Soon, Emma is sat alone in a room and sits with the test again, watched by Mr. Kendall. When her time is up, she waits with him while Ms. Cruikshank scores the paper. While they wait, he assures her she shouldn’t have anything to worry about but Emma is more concerned that Matilda would go as far as having her parents fight her battles for her. Mr. Kendall figures she is probably more than a little upset by Emma’s grade than anything else. Emma says that she feels she’s not the only one, asking Mr. Kendall if he isn’t wondering how she pulled it off and if he thinks she’s a cheater too. He replies that nothing could be further from the truth but he is baffled by the ease with which she answered the extra credit questions, all of them, despite not having reviewed the material in class.

Emma says that she is baffled too and tells him that a part of her feels like she doesn’t deserve that first score. He asks what she’s talking about and her instincts are to trust him and tell him the truth. She tells him that when he handed out the midterm, she didn’t remember any of the answers, completely freezing. Then, she heard a voice… Her confession is halted by Ms. Cruikshank, who appears in the doorway and says, “Congratulations, another perfect score.” Mr. Kendall smiles but Emma is a little taken aback. As the headmistress leaves the room, Mr. Kendall places his hands on her shoulders and tells her she did it but Emma backs off and lowers her head. She tells him there’s no way she could have. She purposely left some of the questions blank this time. Mr. Kendall is shocked and storms into Ms. Cruikshank’s office, demanding to see the exam.
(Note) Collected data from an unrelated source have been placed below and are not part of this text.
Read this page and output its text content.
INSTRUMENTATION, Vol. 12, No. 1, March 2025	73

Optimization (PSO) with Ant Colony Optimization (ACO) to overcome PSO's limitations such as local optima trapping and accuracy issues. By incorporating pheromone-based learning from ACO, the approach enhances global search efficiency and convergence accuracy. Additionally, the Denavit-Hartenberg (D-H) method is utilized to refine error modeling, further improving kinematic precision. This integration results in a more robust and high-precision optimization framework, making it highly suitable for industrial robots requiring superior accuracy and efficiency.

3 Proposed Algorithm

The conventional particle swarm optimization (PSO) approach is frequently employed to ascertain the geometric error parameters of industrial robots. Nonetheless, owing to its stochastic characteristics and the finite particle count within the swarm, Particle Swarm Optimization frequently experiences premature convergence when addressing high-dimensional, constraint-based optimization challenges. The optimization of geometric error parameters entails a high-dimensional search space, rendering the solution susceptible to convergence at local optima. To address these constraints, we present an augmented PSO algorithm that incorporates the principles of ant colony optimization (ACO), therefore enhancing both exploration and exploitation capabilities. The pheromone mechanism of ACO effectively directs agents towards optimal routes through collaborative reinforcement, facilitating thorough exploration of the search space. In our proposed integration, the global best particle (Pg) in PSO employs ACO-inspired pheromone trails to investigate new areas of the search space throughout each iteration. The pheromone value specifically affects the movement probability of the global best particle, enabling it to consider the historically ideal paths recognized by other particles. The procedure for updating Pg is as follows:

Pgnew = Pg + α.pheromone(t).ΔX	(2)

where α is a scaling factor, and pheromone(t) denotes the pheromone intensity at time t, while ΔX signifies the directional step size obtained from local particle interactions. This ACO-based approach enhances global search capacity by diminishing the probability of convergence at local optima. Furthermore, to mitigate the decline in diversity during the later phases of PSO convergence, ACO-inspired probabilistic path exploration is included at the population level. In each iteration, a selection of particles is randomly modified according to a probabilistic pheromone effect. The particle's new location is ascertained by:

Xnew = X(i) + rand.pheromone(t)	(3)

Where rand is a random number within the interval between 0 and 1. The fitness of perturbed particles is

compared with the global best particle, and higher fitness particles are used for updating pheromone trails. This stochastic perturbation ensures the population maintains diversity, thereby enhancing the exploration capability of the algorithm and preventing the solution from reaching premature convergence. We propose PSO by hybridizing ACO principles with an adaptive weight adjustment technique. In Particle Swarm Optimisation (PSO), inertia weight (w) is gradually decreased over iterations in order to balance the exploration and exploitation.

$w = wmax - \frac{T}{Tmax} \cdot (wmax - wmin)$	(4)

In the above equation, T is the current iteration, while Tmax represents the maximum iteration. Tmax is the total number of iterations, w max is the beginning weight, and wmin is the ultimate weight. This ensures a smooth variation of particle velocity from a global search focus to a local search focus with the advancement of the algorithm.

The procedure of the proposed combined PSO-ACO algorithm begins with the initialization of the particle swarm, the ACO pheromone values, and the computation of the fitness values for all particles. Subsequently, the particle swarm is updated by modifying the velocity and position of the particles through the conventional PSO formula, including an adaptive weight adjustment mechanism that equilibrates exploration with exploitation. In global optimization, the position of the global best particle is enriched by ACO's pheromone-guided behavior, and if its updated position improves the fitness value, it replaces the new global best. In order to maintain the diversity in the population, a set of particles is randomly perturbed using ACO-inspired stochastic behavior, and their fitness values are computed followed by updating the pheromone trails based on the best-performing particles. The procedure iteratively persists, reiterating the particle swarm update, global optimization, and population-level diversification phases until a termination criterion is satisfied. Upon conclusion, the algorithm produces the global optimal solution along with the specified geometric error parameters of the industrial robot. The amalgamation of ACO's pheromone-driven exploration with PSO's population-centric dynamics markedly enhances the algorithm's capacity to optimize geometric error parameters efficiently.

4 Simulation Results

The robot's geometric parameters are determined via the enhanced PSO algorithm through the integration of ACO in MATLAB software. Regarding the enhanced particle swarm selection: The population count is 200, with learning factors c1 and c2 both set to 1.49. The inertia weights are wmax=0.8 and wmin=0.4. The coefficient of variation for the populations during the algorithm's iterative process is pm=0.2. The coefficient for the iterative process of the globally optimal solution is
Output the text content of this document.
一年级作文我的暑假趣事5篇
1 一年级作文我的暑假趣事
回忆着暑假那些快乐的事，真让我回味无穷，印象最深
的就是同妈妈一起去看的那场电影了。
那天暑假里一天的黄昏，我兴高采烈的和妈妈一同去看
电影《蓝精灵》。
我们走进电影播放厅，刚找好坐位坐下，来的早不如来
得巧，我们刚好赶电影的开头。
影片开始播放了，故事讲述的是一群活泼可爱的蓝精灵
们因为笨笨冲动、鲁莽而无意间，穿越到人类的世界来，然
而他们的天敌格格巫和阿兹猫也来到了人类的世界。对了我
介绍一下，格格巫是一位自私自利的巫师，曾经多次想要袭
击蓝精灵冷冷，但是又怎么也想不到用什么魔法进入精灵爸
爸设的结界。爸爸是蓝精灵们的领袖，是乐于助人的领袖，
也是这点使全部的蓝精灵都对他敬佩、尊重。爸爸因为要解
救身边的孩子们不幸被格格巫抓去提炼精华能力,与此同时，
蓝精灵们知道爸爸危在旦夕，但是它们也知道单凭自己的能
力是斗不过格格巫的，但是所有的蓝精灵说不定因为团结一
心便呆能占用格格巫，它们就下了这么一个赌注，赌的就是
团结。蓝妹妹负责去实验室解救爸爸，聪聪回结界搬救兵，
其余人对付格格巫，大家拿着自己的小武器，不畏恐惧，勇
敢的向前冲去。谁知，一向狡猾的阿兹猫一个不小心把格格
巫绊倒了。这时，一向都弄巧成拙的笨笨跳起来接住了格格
When asked why, he replies that she left some questions blank and couldn’t possibly have gotten the same grade as before. “What difference does it make?” says Ms. Cruikshank, “As long as it makes her father happy.”
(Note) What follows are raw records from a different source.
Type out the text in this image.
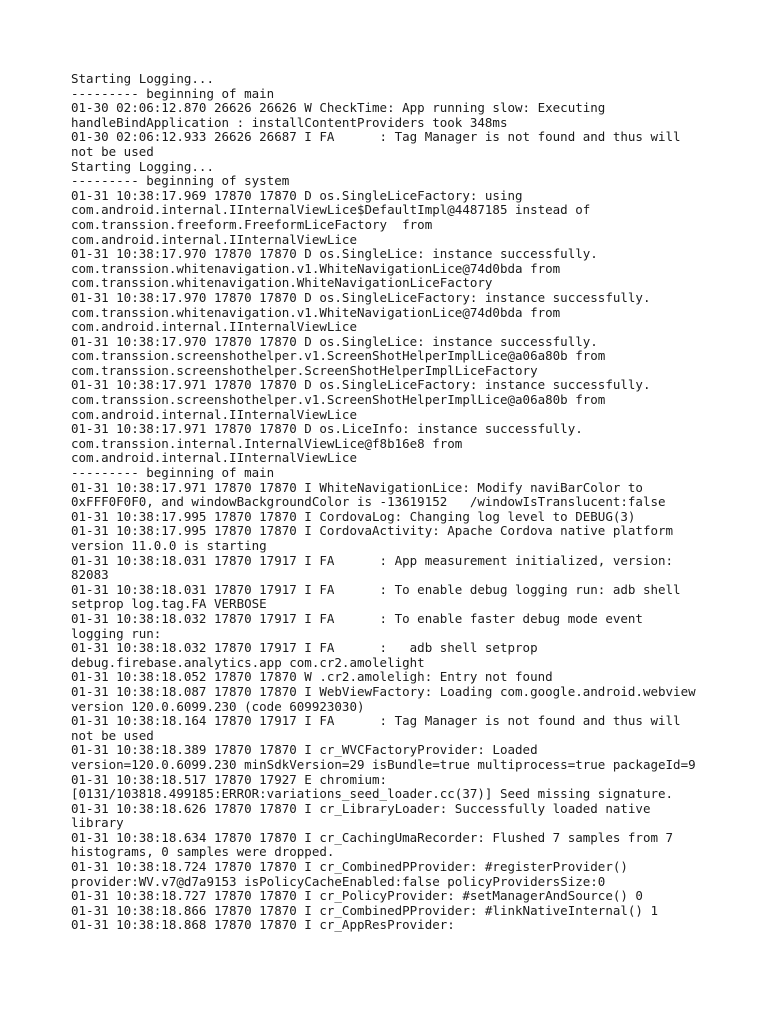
Starting Logging...
--------- beginning of main
01-30 02:06:12.870 26626 26626 W CheckTime: App running slow: Executing
handleBindApplication : installContentProviders took 348ms
01-30 02:06:12.933 26626 26687 I FA      : Tag Manager is not found and thus will
not be used
Starting Logging...
--------- beginning of system
01-31 10:38:17.969 17870 17870 D os.SingleLiceFactory: using
com.android.internal.IInternalViewLice$DefaultImpl@4487185 instead of
com.transsion.freeform.FreeformLiceFactory  from
com.android.internal.IInternalViewLice
01-31 10:38:17.970 17870 17870 D os.SingleLice: instance successfully.
com.transsion.whitenavigation.v1.WhiteNavigationLice@74d0bda from
com.transsion.whitenavigation.WhiteNavigationLiceFactory
01-31 10:38:17.970 17870 17870 D os.SingleLiceFactory: instance successfully.
com.transsion.whitenavigation.v1.WhiteNavigationLice@74d0bda from
com.android.internal.IInternalViewLice
01-31 10:38:17.970 17870 17870 D os.SingleLice: instance successfully.
com.transsion.screenshothelper.v1.ScreenShotHelperImplLice@a06a80b from
com.transsion.screenshothelper.ScreenShotHelperImplLiceFactory
01-31 10:38:17.971 17870 17870 D os.SingleLiceFactory: instance successfully.
com.transsion.screenshothelper.v1.ScreenShotHelperImplLice@a06a80b from
com.android.internal.IInternalViewLice
01-31 10:38:17.971 17870 17870 D os.LiceInfo: instance successfully.
com.transsion.internal.InternalViewLice@f8b16e8 from
com.android.internal.IInternalViewLice
--------- beginning of main
01-31 10:38:17.971 17870 17870 I WhiteNavigationLice: Modify naviBarColor to
0xFFF0F0F0, and windowBackgroundColor is -13619152   /windowIsTranslucent:false
01-31 10:38:17.995 17870 17870 I CordovaLog: Changing log level to DEBUG(3)
01-31 10:38:17.995 17870 17870 I CordovaActivity: Apache Cordova native platform
version 11.0.0 is starting
01-31 10:38:18.031 17870 17917 I FA      : App measurement initialized, version:
82083
01-31 10:38:18.031 17870 17917 I FA      : To enable debug logging run: adb shell
setprop log.tag.FA VERBOSE
01-31 10:38:18.032 17870 17917 I FA      : To enable faster debug mode event
logging run:
01-31 10:38:18.032 17870 17917 I FA      :   adb shell setprop
debug.firebase.analytics.app com.cr2.amolelight
01-31 10:38:18.052 17870 17870 W .cr2.amoleligh: Entry not found
01-31 10:38:18.087 17870 17870 I WebViewFactory: Loading com.google.android.webview
version 120.0.6099.230 (code 609923030)
01-31 10:38:18.164 17870 17917 I FA      : Tag Manager is not found and thus will
not be used
01-31 10:38:18.389 17870 17870 I cr_WVCFactoryProvider: Loaded
version=120.0.6099.230 minSdkVersion=29 isBundle=true multiprocess=true packageId=9
01-31 10:38:18.517 17870 17927 E chromium:
[0131/103818.499185:ERROR:variations_seed_loader.cc(37)] Seed missing signature.
01-31 10:38:18.626 17870 17870 I cr_LibraryLoader: Successfully loaded native
library
01-31 10:38:18.634 17870 17870 I cr_CachingUmaRecorder: Flushed 7 samples from 7
histograms, 0 samples were dropped.
01-31 10:38:18.724 17870 17870 I cr_CombinedPProvider: #registerProvider()
provider:WV.v7@d7a9153 isPolicyCacheEnabled:false policyProvidersSize:0
01-31 10:38:18.727 17870 17870 I cr_PolicyProvider: #setManagerAndSource() 0
01-31 10:38:18.866 17870 17870 I cr_CombinedPProvider: #linkNativeInternal() 1
01-31 10:38:18.868 17870 17870 I cr_AppResProvider:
Mr. Kendall suddenly realizes the truth as Ms. Cruikshank continues to tell him that Winston Frost contacted her a short while ago and found out what was going on. She never got to finish grading Emma’s exam and its remains are in the shredder. As far as she is concerned, it doesn’t matter whether she cheated or not. Her family’s donations to this institution make her more than willing to look the other way on this. She suggests Mr. Kendall does the same, otherwise he’s just asking for trouble. Just outside the door, Emma overhears everything that the headmistress says and tears begin to stream down her cheek.

Characters Involved: 

Emma Frost

Ms. Cruikshank (Snow Valley School for Girls headmistress)

Dr. Davenport

Mr. Ian Kendall

Ms. Grizette

Snow Valley School for Girls students including Matilda Brant and Margo


Hazel and Winston Frost

Christian Frost

Felicia (Frost family maid)

Story Notes: 

Radial Keratotomy is a surgical procedure used to decrease nearsightedness, first performed in 1973.

Aestheticism, the devotion to and pursuit of artistic beauty and refined taste, is spelled in Europe as “Estheticism.”